The TFA has suggested ‘aggressive’ behaviour from landlords’ agents has doubled or tripled rents for some farmers, causing ‘unnecessary distress and worry’ to tenants.
TFA chief executive George Dunn said: “Too often we see landlords’ agents seeking to introduce open market rents into reviews of rent on traditional holdings let under the Agricultural Holdings Act 1986, where the review process deliberately avoids consideration of the open market to produce a level of rent which is affordable for the tenant and fair to the landlord.
“TFA members are often left reeling when they receive correspondence suggesting rent levels double or triple what they are currently paying using this flawed approach.”
Agents are also said to be hiking tenants’ rents by adding the value of farmhouses to agreements.
The CLA, however, said it ‘did not accept the deterioration the TFA refers to’.
Chief surveyor Andrew Shirley added: “The CLA supports a system which encourages good landlord and tenant relationships, but these agreements need to exist in a modern and changing world.

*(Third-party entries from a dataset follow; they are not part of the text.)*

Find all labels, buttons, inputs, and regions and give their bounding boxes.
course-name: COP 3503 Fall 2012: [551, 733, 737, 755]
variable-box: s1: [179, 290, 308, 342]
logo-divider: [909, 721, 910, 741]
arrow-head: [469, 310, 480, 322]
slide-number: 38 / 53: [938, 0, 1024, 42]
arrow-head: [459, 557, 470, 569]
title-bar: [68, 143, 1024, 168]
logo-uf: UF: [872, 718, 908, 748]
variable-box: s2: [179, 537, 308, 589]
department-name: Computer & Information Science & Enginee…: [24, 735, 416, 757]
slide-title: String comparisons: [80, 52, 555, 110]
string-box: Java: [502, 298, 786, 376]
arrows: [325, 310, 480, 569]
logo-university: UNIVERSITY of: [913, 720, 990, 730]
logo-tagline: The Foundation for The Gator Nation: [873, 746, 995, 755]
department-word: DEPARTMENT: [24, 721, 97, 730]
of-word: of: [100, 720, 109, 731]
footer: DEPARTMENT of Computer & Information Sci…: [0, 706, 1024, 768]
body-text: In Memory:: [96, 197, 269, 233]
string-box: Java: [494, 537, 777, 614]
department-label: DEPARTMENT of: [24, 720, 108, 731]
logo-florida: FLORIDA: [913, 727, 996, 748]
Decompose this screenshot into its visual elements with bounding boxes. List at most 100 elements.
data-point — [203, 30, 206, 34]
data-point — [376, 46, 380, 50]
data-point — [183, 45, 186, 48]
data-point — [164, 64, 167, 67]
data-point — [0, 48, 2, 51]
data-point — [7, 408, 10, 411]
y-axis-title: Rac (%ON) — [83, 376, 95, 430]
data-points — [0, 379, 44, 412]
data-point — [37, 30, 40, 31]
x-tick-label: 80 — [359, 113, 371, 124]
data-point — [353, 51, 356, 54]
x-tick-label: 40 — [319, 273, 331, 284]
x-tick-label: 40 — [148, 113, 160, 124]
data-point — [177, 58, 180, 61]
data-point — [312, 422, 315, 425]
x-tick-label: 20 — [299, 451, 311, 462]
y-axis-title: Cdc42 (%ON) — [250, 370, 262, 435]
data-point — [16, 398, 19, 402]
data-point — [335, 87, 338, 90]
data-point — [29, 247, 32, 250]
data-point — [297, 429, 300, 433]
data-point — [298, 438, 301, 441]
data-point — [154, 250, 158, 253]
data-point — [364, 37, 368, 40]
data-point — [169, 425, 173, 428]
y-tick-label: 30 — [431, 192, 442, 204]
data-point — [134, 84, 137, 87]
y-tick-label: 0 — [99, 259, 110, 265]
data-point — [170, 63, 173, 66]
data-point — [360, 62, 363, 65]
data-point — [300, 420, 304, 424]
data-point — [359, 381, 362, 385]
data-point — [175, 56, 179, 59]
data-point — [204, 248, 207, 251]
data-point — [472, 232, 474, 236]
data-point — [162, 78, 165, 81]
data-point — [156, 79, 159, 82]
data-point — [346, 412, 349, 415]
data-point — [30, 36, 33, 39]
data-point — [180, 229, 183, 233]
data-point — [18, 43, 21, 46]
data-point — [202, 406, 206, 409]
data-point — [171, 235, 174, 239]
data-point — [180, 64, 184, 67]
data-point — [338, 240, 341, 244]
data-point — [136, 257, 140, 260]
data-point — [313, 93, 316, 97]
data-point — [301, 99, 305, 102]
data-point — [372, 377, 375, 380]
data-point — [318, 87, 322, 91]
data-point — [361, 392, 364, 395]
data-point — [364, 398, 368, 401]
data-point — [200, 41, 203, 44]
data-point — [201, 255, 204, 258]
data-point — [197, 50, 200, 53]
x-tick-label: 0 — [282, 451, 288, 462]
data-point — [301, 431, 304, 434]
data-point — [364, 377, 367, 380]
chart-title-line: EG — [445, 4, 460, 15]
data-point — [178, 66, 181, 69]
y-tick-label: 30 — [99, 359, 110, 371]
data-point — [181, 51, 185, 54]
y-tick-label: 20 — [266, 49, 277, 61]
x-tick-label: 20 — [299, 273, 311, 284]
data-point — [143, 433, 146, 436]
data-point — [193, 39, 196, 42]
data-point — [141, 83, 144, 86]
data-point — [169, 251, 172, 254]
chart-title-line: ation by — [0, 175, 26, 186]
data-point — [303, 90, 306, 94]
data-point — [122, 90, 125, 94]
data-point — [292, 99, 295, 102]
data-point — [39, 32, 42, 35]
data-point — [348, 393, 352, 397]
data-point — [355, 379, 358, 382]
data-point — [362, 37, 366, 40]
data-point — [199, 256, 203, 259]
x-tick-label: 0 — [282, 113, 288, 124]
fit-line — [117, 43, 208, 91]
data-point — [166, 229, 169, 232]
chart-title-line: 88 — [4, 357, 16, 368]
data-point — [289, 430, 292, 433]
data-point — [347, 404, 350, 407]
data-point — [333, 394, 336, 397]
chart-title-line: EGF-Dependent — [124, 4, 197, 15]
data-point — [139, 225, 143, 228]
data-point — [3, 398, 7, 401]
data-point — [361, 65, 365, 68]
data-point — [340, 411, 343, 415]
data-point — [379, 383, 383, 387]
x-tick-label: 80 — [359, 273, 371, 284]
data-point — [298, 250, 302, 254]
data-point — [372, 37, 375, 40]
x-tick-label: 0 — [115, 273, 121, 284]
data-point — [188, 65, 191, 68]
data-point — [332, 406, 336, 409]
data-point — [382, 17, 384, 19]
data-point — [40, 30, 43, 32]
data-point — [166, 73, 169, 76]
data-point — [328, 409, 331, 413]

“Many of the issues the TFA complains of fall within well-established law. The rents paid reflect the rental value of the whole holding, the legislation and the terms of the tenancy.”
In Scotland, relationships between tenants and landlords are overseen by a Tenant Farming Commissioner.
If the Commissioner conducts an investigation and finds the agent to be in the wrong, he will make his findings public.
Angus McCall, director of the Scottish Tenant Farmers’ Association, said: “The Commissioner has had several situations referred to him and the net result has been land agents have been a lot more careful in the way they deal with tenants and rent reviews and a lot more respectful of the situation between landlords and tenants.”
The CLA said the Scottish model would not be suitable for England and Wales because the tenanted sector was already strongly regulated, but it encouraged the TFA to engage with the Tenancy Reform Industry Group to ‘push a progressive industry forward’ post-Brexit.